For anyone that does not like change, the next big thing in tech., or new gadgets and gizmos, a career in web design is likely not a good choice for you.
In 2002 when I started playing around with this new-to-me language called HTML, I was a bit naive to say the least, but I think the same might apply to everyone else involved with the early days of the web. As a young apsiring-to-be designer I loved to draw freehand, create band posters, and design “cool” logos inspired by skateboarding brands. In the early days relying mostly on a god-given talent, with a little skill polishing here and there, my job was almost easy and most certainly fun. The world of design was full of set parameters that were known beginning to end, an expectation a designer never had to question. When a designer put something on paper, it stayed that way, but that all changed fast.
Having gained the experience designing in fixed parameters and creating for the fun of it provided an underlaying reason I do what I what do. That helps me today, but it also means I must constantly challenge myself to think different and explore new possibilities. Designers who choose to work on the web no longer have the pleasure of knowing exactly how our work will look to the audience. We must design focusing on elements of style, the message, color, and type, and rely less on the rigidity of structure. We must continue to explore and learn, not how to create, that doesn’t go anywhere, but how to execute through new mediums.

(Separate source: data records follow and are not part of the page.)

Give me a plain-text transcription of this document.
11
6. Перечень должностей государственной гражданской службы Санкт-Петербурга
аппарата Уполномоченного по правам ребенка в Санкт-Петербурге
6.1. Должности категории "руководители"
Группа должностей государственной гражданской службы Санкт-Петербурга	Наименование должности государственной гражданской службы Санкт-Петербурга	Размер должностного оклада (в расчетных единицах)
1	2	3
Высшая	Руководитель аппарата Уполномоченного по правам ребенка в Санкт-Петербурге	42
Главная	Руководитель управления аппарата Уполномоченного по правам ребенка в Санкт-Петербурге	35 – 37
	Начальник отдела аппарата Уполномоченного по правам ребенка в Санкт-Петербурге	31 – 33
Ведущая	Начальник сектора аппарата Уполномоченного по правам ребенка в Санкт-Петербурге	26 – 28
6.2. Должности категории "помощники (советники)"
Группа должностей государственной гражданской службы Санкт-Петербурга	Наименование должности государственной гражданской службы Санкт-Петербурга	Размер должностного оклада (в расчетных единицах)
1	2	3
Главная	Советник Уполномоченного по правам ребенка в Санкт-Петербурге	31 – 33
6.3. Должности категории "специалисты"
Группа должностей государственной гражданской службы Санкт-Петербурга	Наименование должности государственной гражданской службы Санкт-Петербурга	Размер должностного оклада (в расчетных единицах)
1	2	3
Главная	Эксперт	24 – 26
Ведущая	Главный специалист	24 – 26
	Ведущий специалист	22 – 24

To a client, hearing your designer say “we’ll learn as we go” might sound a bit scary, especially from people involved in ancient industries where practitioners perform the same duties today that they have for hundreds of years prior. After all, when you hire a professional you expect solutions carried out with precision. The web is no different in that respect, when hiring a designer you should expect excellence, only the exception here is when a professional claims to know everything about everything, look elsewhere. Thrive on those willing and eager to learn. The web is an ever changing landscape, it’s a playground for designers, a vehicle for authors, a storefront for businesses, a social platform, a secure place for banking, a meeting place, a place to educate & entertain ourselves and our children, it’s where people today connect in society. The web in just a few short years has found a place in most everyones lives, and while the future of the web is an unpredictable one, I’m very confident predicting it will be great. To ensure this however we as users, consumers, and creators are all responsible and must be committed to learn as we go.